Reporter: Maizal Walfajri | Editor: Tendi Mahadi
KONTAN.CO.ID - JAKARTA. Otoritas Jasa Keuangan (OJK) terus mewujudkan cita-cita memiliki industri perbankan yang kuat. Oleh sebab itu, regulator terus mendorong agar konsolidasi perbankan terus terjadi sehingga mampu berkontribusi kepada perekonomian.
Kepala Eksekutif Pengawas Perbankan OJK Heru Kristiyana menyatakan terdapat sekitar 76 bank kecil di tanah air. Ia menyatakan kelompok bank kecil ini telah memiliki pipeline melakukan konsolidasi.
“Dari 76 bank kecil-kecil itu mereka mulai terus bekerja. Mereka sudah punya pipeline masing-masing. Akuisisi dan merger dalam proses,” ujar Heru kepada Kontan.co.id pada Jumat (7/1).
OJK melihat semua bank kecil itu telah berada dalam tahap komunikasi yang intens dengan calon investor. Ia menyatakan banyak investor yang berminat baik lokal maupun asing. Bahkan, Heru menyebut tidak ada bank yang menyatakan niat untuk mengembalikan izinnya ke OJK.
Baca Juga: Begini Target Bisnis IFG Life pada Tahun Ini
Ia menjelaskan konsolidasi bukan hanya dalam bentuk akuisisi dan merger saja. Berdasarkan Peraturan OJK (POJK) Nomor 12 tahun 2020 tentang Konsolidasi Bank Umum, proses konsolidasi bisa dilakukan melalui beberapa cara.
Mulai dari peleburan, pengambilalihan, integrasi, hingga konversi.

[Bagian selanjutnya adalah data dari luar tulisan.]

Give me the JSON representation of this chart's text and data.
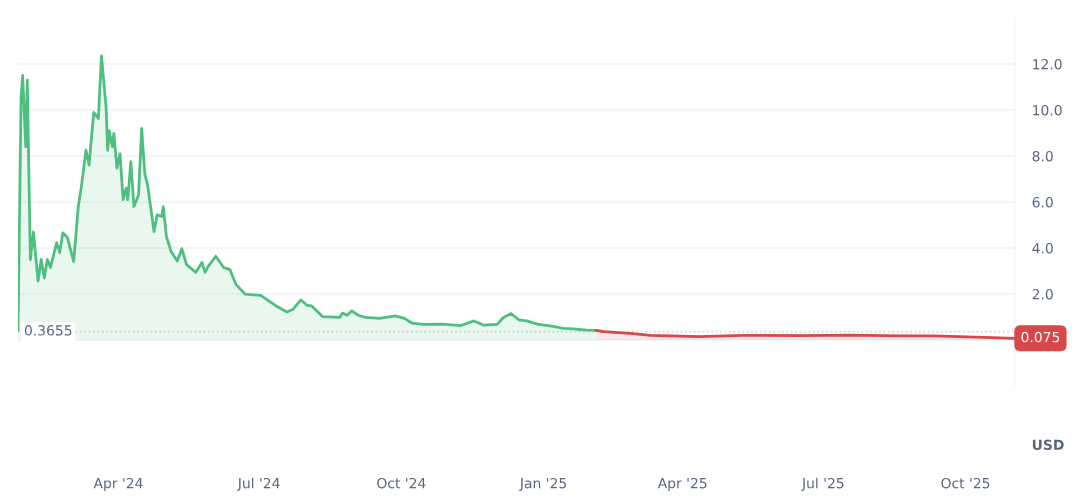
{
  "chart_data": {
    "type": "area",
    "xlim": [
      "2024-01-27",
      "2025-11-02"
    ],
    "xticks": [
      {
        "value": "2024-04-01",
        "label": "Apr '24"
      },
      {
        "value": "2024-07-01",
        "label": "Jul '24"
      },
      {
        "value": "2024-10-01",
        "label": "Oct '24"
      },
      {
        "value": "2025-01-01",
        "label": "Jan '25"
      },
      {
        "value": "2025-04-01",
        "label": "Apr '25"
      },
      {
        "value": "2025-07-01",
        "label": "Jul '25"
      },
      {
        "value": "2025-10-01",
        "label": "Oct '25"
      }
    ],
    "ylim": [
      -2.0,
      14.0
    ],
    "yticks": [
      {
        "value": 0,
        "label": null
      },
      {
        "value": 2,
        "label": "2.0"
      },
      {
        "value": 4,
        "label": "4.0"
      },
      {
        "value": 6,
        "label": "6.0"
      },
      {
        "value": 8,
        "label": "8.0"
      },
      {
        "value": 10,
        "label": "10.0"
      },
      {
        "value": 12,
        "label": "12.0"
      }
    ],
    "grid": "y",
    "legend": false,
    "marker": "none",
    "line_style": "solid",
    "series": [
      {
        "color": "#4fbf7f",
        "x": [
          "2024-01-27",
          "2024-01-29",
          "2024-01-30",
          "2024-02-01",
          "2024-02-02",
          "2024-02-04",
          "2024-02-06",
          "2024-02-09",
          "2024-02-11",
          "2024-02-13",
          "2024-02-15",
          "2024-02-17",
          "2024-02-21",
          "2024-02-23",
          "2024-02-25",
          "2024-02-28",
          "2024-03-03",
          "2024-03-06",
          "2024-03-08",
          "2024-03-11",
          "2024-03-13",
          "2024-03-14",
          "2024-03-16",
          "2024-03-19",
          "2024-03-21",
          "2024-03-24",
          "2024-03-25",
          "2024-03-26",
          "2024-03-28",
          "2024-03-29",
          "2024-03-31",
          "2024-04-02",
          "2024-04-04",
          "2024-04-06",
          "2024-04-07",
          "2024-04-09",
          "2024-04-11",
          "2024-04-14",
          "2024-04-16",
          "2024-04-18",
          "2024-04-20",
          "2024-04-24",
          "2024-04-26",
          "2024-04-29",
          "2024-04-30",
          "2024-05-02",
          "2024-05-05",
          "2024-05-09",
          "2024-05-12",
          "2024-05-15",
          "2024-05-21",
          "2024-05-25",
          "2024-05-27",
          "2024-05-29",
          "2024-06-03",
          "2024-06-08",
          "2024-06-12",
          "2024-06-16",
          "2024-06-22",
          "2024-07-02",
          "2024-07-12",
          "2024-07-19",
          "2024-07-23",
          "2024-07-28",
          "2024-08-01",
          "2024-08-04",
          "2024-08-11",
          "2024-08-22",
          "2024-08-24",
          "2024-08-27",
          "2024-08-30",
          "2024-09-03",
          "2024-09-08",
          "2024-09-17",
          "2024-09-27",
          "2024-10-03",
          "2024-10-08",
          "2024-10-15",
          "2024-10-28",
          "2024-11-08",
          "2024-11-17",
          "2024-11-23",
          "2024-12-02",
          "2024-12-06",
          "2024-12-11",
          "2024-12-16",
          "2024-12-21",
          "2024-12-28",
          "2025-01-07",
          "2025-01-14",
          "2025-01-20",
          "2025-01-29",
          "2025-02-04"
        ],
        "values": [
          0.4,
          10.55,
          11.5,
          8.4,
          11.3,
          3.5,
          4.7,
          2.56,
          3.5,
          2.7,
          3.5,
          3.15,
          4.23,
          3.8,
          4.66,
          4.45,
          3.41,
          5.8,
          6.67,
          8.25,
          7.6,
          8.4,
          9.9,
          9.63,
          12.35,
          10.1,
          8.25,
          9.1,
          8.4,
          8.98,
          7.47,
          8.1,
          6.1,
          6.6,
          6.1,
          7.75,
          5.8,
          6.3,
          9.2,
          7.25,
          6.67,
          4.72,
          5.44,
          5.37,
          5.8,
          4.5,
          3.86,
          3.43,
          3.97,
          3.28,
          2.94,
          3.37,
          2.94,
          3.2,
          3.64,
          3.15,
          3.07,
          2.42,
          1.99,
          1.94,
          1.48,
          1.22,
          1.34,
          1.74,
          1.51,
          1.48,
          1.02,
          0.98,
          1.17,
          1.08,
          1.27,
          1.08,
          0.98,
          0.94,
          1.05,
          0.94,
          0.73,
          0.68,
          0.69,
          0.62,
          0.83,
          0.65,
          0.68,
          0.98,
          1.15,
          0.88,
          0.83,
          0.69,
          0.59,
          0.51,
          0.48,
          0.43,
          0.42
        ]
      },
      {
        "color": "#d9474a",
        "x": [
          "2025-02-04",
          "2025-02-09",
          "2025-02-28",
          "2025-03-11",
          "2025-04-12",
          "2025-04-23",
          "2025-05-10",
          "2025-06-16",
          "2025-07-19",
          "2025-08-20",
          "2025-09-10",
          "2025-10-02",
          "2025-10-13",
          "2025-11-02"
        ],
        "values": [
          0.42,
          0.36,
          0.28,
          0.2,
          0.15,
          0.17,
          0.2,
          0.19,
          0.21,
          0.18,
          0.18,
          0.14,
          0.11,
          0.075
        ]
      }
    ],
    "ref_lines": [
      {
        "axis": "y",
        "value": 0.3655,
        "label": "0.3655",
        "color": "#cfd3da",
        "line_style": "dotted"
      }
    ],
    "annotations": [
      {
        "text": "0.075",
        "x": "2025-11-02",
        "y": 0.075
      },
      "USD"
    ]
  }
}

Ia mencontohnya, peleburan biasanya dilakukan oleh sesama bank kecil. Sedangkan pengambilalihan seperti yang dilakukan oleh BCA yang mengambil alih Bank Royal lalu mentransformasinya menjadi Bank Digital BCA.

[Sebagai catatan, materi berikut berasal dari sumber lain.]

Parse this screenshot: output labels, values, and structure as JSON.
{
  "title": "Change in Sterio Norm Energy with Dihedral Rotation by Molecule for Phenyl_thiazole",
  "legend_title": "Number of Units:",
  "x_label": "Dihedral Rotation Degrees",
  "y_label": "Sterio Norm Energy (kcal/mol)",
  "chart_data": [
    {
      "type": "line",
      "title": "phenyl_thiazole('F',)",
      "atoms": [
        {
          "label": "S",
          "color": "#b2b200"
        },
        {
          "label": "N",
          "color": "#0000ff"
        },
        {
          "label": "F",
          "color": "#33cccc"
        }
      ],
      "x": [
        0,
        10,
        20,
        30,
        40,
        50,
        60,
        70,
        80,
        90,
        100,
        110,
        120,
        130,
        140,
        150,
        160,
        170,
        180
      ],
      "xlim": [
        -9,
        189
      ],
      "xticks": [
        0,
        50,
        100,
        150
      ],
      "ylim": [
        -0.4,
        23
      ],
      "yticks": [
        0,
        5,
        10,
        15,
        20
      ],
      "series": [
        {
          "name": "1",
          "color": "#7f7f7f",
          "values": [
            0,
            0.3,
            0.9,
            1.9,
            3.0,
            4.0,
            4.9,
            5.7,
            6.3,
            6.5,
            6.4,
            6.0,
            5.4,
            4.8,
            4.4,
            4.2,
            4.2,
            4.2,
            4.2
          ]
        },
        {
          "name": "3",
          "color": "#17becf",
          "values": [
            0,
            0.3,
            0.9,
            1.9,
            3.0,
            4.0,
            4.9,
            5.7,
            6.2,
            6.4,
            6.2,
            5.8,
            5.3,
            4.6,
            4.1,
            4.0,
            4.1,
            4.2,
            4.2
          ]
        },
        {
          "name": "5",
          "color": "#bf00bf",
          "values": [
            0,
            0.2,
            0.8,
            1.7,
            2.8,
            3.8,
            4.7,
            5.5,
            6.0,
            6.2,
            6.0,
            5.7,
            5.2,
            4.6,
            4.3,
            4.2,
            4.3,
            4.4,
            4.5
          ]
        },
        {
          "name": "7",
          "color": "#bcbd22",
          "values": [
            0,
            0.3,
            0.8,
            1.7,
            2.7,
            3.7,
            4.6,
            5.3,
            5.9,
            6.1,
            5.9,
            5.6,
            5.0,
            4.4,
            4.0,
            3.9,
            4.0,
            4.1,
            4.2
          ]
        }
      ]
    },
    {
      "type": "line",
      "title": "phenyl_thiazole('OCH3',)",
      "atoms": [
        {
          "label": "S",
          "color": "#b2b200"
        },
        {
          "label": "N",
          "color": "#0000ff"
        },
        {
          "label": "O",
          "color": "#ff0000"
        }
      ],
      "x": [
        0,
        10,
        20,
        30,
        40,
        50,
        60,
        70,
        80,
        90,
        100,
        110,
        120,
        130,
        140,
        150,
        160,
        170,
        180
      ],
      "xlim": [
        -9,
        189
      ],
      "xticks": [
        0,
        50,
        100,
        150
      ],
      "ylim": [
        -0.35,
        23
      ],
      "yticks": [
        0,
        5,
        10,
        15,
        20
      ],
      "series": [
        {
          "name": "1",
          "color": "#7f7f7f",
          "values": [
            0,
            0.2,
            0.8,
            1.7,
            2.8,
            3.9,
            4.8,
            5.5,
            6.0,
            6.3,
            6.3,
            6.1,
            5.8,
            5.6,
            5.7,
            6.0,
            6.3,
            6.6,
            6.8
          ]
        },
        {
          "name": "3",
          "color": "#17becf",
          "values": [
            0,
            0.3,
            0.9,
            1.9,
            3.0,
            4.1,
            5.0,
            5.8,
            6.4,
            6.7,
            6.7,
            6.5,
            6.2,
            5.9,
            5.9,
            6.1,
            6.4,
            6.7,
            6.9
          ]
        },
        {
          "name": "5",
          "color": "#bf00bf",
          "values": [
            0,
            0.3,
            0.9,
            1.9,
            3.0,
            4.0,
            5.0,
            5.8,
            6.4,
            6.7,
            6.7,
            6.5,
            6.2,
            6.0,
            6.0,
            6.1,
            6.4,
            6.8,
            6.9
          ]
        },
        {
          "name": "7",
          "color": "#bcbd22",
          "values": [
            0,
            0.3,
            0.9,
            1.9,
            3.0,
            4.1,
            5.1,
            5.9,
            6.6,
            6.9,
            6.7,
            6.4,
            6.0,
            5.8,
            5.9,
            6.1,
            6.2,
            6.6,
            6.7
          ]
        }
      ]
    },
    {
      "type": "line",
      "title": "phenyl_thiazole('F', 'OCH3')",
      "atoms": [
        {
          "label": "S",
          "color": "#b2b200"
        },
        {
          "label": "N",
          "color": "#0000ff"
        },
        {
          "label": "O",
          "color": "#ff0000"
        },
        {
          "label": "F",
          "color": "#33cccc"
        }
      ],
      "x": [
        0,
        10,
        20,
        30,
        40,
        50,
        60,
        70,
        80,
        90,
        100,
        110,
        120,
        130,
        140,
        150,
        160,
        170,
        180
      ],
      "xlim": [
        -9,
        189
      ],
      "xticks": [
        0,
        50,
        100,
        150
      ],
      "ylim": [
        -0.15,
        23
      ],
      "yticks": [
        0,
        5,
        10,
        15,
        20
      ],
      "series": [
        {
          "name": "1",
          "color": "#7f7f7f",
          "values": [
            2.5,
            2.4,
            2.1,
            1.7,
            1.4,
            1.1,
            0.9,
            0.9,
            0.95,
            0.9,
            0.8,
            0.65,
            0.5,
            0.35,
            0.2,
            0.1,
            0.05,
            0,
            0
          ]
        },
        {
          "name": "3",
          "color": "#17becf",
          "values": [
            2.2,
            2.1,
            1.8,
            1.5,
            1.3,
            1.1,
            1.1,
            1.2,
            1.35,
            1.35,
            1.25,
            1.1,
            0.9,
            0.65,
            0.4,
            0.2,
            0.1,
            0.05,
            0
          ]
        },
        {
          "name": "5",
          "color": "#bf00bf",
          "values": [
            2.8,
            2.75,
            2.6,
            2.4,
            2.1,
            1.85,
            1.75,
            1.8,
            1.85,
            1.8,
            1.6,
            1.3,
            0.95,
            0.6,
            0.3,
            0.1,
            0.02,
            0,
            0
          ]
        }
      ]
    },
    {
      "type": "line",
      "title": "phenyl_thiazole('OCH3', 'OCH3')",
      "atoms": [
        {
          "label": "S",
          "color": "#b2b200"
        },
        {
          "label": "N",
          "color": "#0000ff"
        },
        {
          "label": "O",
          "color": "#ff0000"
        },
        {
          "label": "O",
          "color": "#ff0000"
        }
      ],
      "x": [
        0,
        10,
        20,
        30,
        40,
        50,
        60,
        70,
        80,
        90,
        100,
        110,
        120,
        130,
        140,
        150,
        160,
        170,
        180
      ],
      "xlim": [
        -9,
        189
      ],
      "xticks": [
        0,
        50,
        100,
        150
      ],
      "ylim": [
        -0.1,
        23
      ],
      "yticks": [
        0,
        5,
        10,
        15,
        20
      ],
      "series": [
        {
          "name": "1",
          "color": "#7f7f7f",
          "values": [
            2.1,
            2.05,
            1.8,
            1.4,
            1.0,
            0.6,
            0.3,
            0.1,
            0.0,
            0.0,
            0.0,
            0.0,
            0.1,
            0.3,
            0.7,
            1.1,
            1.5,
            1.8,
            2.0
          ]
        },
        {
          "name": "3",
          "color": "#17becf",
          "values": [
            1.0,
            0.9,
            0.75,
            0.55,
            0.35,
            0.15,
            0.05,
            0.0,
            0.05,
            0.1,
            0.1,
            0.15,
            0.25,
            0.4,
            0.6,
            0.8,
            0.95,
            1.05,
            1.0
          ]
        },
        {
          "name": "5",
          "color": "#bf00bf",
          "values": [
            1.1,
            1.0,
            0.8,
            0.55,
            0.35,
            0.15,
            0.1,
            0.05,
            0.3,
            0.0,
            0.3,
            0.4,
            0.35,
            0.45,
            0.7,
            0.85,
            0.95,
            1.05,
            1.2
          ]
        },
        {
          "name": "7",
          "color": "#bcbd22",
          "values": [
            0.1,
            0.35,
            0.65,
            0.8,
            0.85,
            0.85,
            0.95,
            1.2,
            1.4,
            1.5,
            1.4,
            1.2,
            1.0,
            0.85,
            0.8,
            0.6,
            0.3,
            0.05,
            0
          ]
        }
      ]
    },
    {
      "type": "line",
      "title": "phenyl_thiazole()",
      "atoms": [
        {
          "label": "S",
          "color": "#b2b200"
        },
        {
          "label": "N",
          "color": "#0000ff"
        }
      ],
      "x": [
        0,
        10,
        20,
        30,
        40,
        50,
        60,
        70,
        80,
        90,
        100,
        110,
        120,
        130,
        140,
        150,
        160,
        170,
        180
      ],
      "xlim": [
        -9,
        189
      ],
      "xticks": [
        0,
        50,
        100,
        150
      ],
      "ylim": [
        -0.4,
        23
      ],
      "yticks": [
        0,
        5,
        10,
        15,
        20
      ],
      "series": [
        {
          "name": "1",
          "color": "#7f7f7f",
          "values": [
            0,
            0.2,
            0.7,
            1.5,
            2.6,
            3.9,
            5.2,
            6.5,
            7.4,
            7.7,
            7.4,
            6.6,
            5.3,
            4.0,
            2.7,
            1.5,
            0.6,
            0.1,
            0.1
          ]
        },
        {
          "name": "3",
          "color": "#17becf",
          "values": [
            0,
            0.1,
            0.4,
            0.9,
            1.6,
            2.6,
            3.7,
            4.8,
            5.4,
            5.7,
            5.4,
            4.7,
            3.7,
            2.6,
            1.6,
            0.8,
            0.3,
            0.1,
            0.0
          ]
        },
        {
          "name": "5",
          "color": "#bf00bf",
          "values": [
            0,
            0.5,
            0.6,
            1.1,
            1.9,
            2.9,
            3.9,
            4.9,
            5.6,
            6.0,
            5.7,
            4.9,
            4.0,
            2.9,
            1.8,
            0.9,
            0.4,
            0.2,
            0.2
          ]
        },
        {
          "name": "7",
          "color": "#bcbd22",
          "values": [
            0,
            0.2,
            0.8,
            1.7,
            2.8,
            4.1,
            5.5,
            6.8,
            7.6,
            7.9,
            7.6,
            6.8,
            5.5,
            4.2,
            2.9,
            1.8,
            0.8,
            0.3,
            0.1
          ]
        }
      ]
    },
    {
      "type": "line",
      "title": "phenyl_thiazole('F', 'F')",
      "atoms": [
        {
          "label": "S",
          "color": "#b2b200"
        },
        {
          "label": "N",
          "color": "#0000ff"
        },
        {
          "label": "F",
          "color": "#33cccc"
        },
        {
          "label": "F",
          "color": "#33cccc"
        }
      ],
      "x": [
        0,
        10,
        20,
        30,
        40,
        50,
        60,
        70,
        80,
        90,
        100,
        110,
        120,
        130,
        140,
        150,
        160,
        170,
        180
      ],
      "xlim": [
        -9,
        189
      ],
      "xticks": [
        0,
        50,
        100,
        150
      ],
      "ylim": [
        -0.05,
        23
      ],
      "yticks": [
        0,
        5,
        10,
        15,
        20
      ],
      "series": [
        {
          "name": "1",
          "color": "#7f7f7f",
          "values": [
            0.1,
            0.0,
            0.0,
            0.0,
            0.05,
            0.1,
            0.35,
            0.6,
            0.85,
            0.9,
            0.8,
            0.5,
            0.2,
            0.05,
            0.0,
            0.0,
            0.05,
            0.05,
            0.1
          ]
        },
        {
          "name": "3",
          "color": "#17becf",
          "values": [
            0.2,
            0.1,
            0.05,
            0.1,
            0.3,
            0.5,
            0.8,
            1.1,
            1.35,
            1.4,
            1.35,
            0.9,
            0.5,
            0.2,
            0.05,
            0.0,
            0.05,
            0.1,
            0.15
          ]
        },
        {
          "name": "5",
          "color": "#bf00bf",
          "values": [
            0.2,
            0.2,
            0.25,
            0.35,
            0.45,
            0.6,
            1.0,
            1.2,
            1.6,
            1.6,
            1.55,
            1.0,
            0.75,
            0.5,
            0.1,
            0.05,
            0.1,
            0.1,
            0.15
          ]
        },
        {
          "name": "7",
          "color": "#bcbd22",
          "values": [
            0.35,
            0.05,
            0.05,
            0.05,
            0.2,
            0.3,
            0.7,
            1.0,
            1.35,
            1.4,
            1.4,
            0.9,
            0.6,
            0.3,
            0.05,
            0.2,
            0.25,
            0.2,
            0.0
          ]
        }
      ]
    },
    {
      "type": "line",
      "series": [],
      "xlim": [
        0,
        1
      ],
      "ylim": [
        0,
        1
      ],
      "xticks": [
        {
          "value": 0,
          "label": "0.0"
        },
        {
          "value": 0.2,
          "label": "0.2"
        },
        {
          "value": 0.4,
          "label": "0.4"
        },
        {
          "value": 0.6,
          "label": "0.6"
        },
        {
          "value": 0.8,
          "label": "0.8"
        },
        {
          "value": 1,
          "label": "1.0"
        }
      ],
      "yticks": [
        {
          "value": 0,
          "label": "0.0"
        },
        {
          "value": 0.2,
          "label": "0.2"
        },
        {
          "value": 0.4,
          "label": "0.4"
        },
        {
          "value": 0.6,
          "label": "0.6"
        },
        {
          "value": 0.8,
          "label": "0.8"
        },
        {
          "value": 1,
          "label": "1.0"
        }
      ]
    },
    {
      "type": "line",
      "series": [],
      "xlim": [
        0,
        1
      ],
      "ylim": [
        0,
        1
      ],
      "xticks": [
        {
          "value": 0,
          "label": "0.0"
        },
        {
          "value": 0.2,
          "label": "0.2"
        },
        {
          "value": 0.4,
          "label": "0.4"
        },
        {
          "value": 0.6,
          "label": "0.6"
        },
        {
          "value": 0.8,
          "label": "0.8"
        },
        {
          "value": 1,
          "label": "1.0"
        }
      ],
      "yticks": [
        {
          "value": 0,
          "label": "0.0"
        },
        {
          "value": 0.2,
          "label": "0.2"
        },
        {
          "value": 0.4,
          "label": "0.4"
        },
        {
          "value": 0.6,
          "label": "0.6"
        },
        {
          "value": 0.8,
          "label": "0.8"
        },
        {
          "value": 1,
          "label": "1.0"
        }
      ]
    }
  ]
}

Sedangkan integrasi terjadi pada Bank Bangkok terintegrasi menjadi Bank Permata. Sedangkan aksi konversi merupakan skema kantor cabang bank asing berubah menjadi berbadan lokal tanpa mengajukan izin baru. Namun, skema konversi belum pernah terjadi.

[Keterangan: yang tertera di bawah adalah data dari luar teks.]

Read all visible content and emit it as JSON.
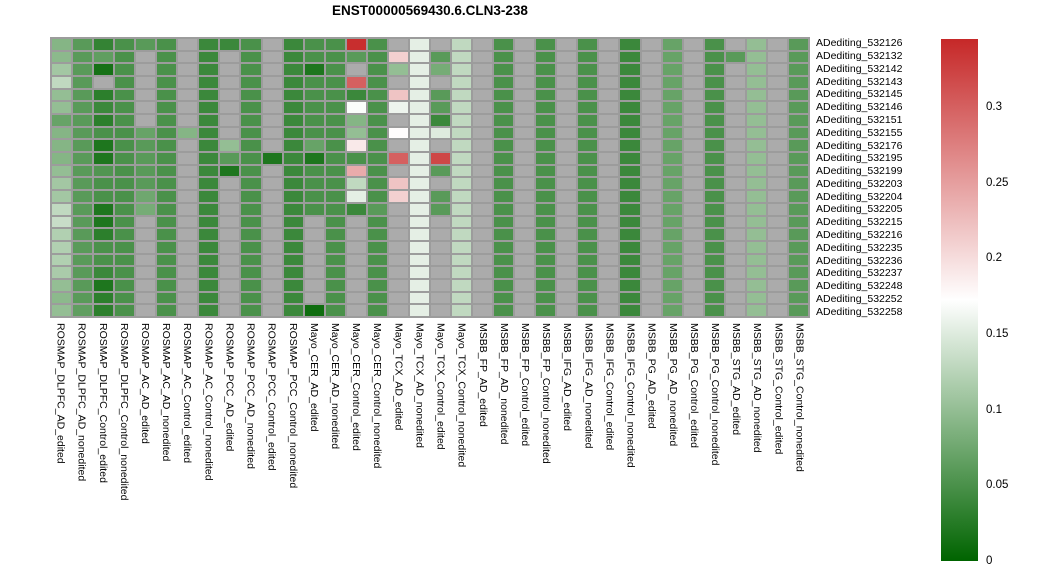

Agar konsolidasi ini terjadi, masih dalam POJK 12 tahun 2020, regulator mewajibkan perbankan memiliki modal inti Rp 1 triliun di 2020, lalu naik Rp 2 triliun di 2021 dan Rp 3 triliun pada 2022.
Penguatan modal ini bertujuan agar bank tidak lagi fokus mencari pada dirinya yang khawatir memiliki likuiditas yang cukup dalam menyalurkan kredit. Maupun memiliki modal yang memadai dalam menyalurkan kredit.
Baca Juga: Nasabah Super Kaya Kuasai 51,2% Simpanan di Perbankan
Namun, bila bank tidak mampu memenuhi aturan ini, bank bisa masuk ke dalam kelompok usaha bank (KUB). Sehingga, bila terjadi masalah risiko maupun solvabilitas, maka sang induk harus siap membantunya.
“Pada akhir 2021 itu semua sudah memenuhi Rp 2 triliun. Ada yang sedang progres karena cari partner tidak mudah. Tapi pipeline-nya sudah jelas, sehingga saya hitung sudah selesai semua,” paparnya.
Oleh sebab itu, OJK akan terus mendorong agar bank memiliki modal inti paling tidak Rp 3 triliun di penghujung 2022. Tujuannya, agar bank juga bisa memenuhi tuntutan nasabah yang semakin digital.
“Ini harus kita lakukan, bila bank tidak menaikkan modal. Terus seperti itu saja, maka nanti akan mati sendiri dan akan mengganggu stabilitas perekonomian,” paparnya.
Heru pun melihat banyak investor yang masuk ke bank kecil ini memiliki komitmen untuk membesarkan bank. Kendati saat ini, bank-bank kecil ini masih memiliki fundamental yang kurang menarik.
Ia menyatakan OJK akan mendorong setiap bank ini meningkatkan fundamentalnya. Sejalan dengan itu, investor juga akan meningkatkan kapasitas bank tersebut.